Quelli che hanno più tenuta, sono quelli che cercano una strada italiana alla sharing economy. La piattaforma generalista ha sempre meno senso, esistono già alternative internazionali, in grado di comunicare a un pubblico molto più ampio, come Kickstarter, ad esempio, che fino a poco tempo fa si poteva utilizzare solo avendo un conto negli Stati Uniti. Funzionano bene le piattaforme che sfruttano il nostro tessuto socioeconomico, come Musicraiser, che dimostra di conoscere a fondo il mercato musicale italiano, e Ginger, che si occupa di crowdfunding territoriale, a livello locale, riuscendo così lavorare tra campagne online e offline, superando così il limite italiano della la scarsa digitalizzazione.

Le campagne ad impatto sociale sono il 34% e continuano a crescere.

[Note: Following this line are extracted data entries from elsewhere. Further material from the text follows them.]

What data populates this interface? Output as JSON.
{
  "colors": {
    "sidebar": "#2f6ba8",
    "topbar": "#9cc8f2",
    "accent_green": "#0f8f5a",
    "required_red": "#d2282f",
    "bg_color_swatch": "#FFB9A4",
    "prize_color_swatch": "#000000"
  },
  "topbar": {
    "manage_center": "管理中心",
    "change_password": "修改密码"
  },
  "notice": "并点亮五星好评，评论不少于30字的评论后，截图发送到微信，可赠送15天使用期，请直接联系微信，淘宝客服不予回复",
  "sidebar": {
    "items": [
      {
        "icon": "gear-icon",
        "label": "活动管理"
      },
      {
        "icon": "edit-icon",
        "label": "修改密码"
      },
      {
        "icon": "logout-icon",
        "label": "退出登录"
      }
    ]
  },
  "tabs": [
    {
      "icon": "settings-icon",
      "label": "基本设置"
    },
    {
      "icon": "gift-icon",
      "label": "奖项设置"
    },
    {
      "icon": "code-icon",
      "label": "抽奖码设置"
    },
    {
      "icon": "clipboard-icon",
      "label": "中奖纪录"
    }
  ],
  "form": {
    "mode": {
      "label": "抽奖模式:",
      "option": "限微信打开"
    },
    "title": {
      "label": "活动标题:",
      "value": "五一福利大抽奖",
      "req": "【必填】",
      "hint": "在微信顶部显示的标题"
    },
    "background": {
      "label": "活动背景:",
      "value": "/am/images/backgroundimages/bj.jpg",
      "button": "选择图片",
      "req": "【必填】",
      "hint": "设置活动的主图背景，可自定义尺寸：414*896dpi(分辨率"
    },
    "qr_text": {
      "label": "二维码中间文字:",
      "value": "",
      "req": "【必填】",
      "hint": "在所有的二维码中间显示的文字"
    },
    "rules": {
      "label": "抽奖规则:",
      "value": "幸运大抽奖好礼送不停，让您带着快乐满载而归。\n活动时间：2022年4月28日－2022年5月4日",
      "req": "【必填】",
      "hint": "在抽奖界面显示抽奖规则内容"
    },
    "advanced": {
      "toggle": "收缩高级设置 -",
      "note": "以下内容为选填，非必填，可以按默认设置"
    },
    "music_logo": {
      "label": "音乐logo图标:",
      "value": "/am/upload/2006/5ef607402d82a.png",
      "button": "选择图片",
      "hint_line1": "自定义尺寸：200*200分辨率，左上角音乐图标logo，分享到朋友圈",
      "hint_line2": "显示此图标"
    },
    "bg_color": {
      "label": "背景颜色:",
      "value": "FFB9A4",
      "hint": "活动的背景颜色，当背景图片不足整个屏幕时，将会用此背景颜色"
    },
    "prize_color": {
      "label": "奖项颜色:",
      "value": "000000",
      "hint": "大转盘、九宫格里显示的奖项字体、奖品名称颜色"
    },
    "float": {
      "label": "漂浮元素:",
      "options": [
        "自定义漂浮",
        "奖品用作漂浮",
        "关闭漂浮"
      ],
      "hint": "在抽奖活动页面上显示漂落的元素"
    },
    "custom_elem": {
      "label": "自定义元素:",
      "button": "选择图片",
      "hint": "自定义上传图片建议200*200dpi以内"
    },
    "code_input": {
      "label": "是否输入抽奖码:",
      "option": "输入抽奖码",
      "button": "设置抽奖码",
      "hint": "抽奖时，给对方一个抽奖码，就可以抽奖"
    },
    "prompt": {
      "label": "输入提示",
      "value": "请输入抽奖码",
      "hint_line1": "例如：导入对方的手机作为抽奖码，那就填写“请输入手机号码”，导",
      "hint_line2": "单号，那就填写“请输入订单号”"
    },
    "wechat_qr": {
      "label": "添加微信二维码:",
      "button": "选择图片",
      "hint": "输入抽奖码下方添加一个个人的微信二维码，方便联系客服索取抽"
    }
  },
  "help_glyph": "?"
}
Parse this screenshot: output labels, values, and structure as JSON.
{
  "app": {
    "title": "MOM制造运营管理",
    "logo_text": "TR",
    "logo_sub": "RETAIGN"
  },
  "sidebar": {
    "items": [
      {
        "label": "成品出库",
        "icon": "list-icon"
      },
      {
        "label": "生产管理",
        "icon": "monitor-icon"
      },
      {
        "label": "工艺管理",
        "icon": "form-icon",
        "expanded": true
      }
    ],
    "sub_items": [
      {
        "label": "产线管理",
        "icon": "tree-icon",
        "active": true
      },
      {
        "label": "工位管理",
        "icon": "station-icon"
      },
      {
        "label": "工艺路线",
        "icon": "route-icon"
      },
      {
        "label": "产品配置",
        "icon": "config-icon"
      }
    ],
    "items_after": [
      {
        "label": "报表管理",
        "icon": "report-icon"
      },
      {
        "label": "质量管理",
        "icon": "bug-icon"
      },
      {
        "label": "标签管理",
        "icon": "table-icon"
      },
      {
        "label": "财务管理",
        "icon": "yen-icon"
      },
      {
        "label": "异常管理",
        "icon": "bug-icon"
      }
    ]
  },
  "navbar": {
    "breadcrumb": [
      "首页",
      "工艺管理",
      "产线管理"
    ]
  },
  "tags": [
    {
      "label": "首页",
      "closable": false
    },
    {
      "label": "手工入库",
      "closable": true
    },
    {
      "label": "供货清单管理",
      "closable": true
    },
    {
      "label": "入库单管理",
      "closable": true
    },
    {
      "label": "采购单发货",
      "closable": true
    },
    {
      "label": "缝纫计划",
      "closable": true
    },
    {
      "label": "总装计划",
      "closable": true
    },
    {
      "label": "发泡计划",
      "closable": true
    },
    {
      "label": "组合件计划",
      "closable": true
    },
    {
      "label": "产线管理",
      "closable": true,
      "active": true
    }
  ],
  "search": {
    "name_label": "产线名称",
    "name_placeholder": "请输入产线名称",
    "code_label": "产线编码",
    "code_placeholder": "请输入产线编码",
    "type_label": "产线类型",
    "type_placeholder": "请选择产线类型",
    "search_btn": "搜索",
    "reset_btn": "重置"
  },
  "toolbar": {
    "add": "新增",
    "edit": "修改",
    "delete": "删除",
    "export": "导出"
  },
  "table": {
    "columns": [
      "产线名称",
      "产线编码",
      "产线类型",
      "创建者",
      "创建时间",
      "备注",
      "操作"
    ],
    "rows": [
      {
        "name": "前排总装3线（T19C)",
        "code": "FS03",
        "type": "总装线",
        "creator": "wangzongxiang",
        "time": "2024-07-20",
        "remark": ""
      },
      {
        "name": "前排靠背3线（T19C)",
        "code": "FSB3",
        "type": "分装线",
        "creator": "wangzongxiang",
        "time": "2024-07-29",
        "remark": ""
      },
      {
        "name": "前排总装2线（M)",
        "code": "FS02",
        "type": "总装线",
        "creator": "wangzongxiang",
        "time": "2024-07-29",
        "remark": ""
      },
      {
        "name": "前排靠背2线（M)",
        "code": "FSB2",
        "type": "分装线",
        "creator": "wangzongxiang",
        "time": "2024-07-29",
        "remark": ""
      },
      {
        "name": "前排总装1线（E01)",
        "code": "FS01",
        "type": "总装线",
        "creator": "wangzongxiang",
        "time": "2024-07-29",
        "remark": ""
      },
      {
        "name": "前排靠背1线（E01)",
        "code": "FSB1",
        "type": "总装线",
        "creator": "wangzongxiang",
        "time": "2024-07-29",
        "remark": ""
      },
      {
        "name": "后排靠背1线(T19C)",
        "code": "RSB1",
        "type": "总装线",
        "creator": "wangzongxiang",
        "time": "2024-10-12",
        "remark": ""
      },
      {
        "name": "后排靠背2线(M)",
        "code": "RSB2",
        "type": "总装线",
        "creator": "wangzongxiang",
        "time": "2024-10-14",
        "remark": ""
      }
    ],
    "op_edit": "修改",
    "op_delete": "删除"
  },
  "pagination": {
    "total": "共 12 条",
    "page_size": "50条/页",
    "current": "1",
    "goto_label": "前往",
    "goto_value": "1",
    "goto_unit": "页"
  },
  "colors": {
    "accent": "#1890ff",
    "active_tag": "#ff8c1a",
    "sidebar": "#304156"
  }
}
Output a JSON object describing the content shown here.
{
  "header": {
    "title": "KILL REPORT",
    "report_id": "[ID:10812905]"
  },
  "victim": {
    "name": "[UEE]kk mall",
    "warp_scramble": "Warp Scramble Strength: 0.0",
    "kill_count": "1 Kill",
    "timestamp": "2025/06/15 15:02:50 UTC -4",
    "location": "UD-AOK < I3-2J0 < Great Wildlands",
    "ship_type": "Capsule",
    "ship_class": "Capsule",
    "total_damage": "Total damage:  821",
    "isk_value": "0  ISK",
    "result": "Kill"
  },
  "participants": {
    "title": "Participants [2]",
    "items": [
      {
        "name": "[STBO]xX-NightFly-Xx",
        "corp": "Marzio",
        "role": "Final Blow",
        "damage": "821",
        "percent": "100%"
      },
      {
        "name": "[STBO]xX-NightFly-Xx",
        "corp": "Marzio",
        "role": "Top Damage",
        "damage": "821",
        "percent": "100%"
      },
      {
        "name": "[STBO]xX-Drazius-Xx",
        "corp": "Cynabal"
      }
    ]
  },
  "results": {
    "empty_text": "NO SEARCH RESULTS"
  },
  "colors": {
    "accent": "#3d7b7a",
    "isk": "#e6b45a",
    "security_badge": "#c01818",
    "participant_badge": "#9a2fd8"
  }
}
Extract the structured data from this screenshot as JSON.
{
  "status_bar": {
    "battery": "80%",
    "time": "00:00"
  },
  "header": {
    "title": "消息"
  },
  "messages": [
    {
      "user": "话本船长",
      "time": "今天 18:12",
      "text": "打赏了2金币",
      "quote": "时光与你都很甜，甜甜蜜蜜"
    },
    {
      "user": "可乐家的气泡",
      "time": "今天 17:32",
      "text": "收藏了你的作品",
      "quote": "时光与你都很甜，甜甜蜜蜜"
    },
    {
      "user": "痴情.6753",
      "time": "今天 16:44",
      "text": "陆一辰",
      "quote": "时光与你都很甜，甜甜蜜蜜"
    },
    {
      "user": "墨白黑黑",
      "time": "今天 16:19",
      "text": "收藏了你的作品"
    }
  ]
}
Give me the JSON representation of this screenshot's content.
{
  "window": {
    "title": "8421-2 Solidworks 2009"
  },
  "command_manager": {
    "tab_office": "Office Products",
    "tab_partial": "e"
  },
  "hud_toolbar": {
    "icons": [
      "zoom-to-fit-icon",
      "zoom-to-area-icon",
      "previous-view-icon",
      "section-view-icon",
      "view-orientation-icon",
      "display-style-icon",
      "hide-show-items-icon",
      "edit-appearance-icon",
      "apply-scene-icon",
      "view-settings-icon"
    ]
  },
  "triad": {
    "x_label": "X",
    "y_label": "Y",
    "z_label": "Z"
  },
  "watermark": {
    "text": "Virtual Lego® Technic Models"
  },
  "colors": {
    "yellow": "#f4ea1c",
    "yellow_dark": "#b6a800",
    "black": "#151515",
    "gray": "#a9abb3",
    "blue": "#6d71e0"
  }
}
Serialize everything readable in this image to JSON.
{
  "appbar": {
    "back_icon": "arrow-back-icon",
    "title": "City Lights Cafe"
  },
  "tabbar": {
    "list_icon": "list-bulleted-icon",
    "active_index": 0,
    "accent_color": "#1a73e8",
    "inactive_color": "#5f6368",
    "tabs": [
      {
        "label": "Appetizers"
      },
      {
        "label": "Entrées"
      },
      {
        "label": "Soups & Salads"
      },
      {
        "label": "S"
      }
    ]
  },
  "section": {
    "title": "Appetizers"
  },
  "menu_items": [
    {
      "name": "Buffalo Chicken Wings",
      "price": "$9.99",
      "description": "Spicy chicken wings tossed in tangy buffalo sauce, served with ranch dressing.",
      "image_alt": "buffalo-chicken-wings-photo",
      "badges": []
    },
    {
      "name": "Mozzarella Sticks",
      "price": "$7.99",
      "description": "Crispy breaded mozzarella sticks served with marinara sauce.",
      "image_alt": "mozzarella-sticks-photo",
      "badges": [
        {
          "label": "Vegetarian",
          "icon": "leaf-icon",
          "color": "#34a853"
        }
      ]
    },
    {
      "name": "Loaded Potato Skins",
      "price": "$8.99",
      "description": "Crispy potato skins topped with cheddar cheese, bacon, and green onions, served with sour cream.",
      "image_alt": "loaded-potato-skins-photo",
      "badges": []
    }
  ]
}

Si può pensare che il crowdfunding rappresenti il futuro del fundraising per il non profit?

Il trend è positivo, ma il crowdfunding va sempre pensato come uno strumento completentare rispetto agli altri. Laddove funzionano bene gli altri canali di fundraising, funziona anche il crowdfunding. Non credo si arriverà ad una sostituzione, quanto piuttosto ad un’integrazione, il crowdfunding dopotutto permette di fare anche altro, comunicare in modo diverso e attivare la propria community, ad esempio.

Qual è il segreto di una campagna di successo?

Lavorarci. Bisogna programmare in anticipo, identificare la propria community di riferimento e costruire una campagna coerente coi propri obiettivi. Uno degli errori più comuni, quando si lancia una campagna è mandare comunicazione a tutti i propri contatti, col risultato che la maggior parte arriva su un progetto su cui nessuno ha ancora investito nulla. Vedere uno zero sotto la voce “finanziamenti raccolti”, spaventa gli utenti e la maggior parte scappa. Per questo bisogna partire prima dal target più caldo, poi, dopo aver raccolto un certo volume si allarga il proprio bacino, comunicando ai target secondari. Molti pubblicano la propria campagna e aspettano che accada qualcosa, senza fare nulla. La verità è che non esiste il popolo della rete che si sveglia la mattina e cerca una campagna di crowdfunding da finanziare.